Chrysler Efficiency Catches Toyota: Now Change Perceptions
They finally did it! After years of trailing the Asian automakers when it comes to assembly plant efficiency, one of the Big 3 has finally caught Toyota.
It's a major achievement Chrysler should rightfully be proud of. But it also highlights the next challenge for them, as well as GM and Ford: closing the "perception gap."
First, here's the good news for the Big 3 on assembly plant efficiency.
The Harbour Report, long considered the bible for automakers cutting costs and making vehicles more efficiently, shows Chrysler and Toyota both take 30.37 hours to build a vehicle in the U.S. That's the shortest time in the industry. GM (32.29 hours) and Ford (33.88) also improved. This number is important because the fewer hours to build a vehicle, the lower the costs.
Credit the execs in Detroit and the UAW for making these improvements. After years of reports about the union workers being the problem with the decline of the Big 3, those workers deserve credit for working to make their company's more efficient.
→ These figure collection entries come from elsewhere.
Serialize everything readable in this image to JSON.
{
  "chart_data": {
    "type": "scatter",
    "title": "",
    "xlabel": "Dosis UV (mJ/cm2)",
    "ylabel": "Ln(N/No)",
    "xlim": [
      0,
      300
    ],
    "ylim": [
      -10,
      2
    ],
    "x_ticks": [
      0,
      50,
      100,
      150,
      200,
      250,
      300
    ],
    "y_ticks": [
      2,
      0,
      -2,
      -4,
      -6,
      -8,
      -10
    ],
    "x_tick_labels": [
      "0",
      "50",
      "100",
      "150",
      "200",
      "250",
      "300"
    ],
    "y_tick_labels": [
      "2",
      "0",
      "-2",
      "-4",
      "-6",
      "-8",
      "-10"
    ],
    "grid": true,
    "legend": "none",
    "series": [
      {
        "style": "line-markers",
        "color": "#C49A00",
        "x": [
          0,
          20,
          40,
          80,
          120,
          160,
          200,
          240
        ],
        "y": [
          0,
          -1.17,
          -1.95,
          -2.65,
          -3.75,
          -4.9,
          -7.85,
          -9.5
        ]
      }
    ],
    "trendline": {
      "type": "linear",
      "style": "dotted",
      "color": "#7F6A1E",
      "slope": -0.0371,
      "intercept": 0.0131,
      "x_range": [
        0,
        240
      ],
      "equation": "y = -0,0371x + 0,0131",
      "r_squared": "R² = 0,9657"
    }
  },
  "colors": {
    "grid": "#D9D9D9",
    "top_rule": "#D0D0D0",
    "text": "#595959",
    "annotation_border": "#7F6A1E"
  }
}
While the Harbour Report shows improvement for Detroit, it also highlights how far the Big 3 need to go to improve profitability. Nissan and Honda make $1,641 per vehicle. Toyota takes in $922. But Chrysler (-$412), GM (-$729) and Ford (-$1,467) all lose money per model. That speaks to Detroit's inability to improve pricing on cars and trucks and ultimately that highlights the Big 3's next challenge of closing the perception gap.
This has been and will continue to be a tough issue to resolve. While Detroit's building better designed and quality cars and trucks, the public is slow to change it's attitude about a Chevy, Ford or Chrysler. Too often, people still view domestic models as being cheap and poorly built even though many models are every bit as good, if not better, than the competition. Take the Chevy Malibu or Ford Edge. Both models show Detroit can build winners people want to drive.
This is how the perception gap will be narrowed. Doing it one model at a time. If the U.S. automakers can follow up with more well designed and well made models they will catch their Asian rivals in the mind of the buyer, just as Chrysler has now done in assembly plant efficiency.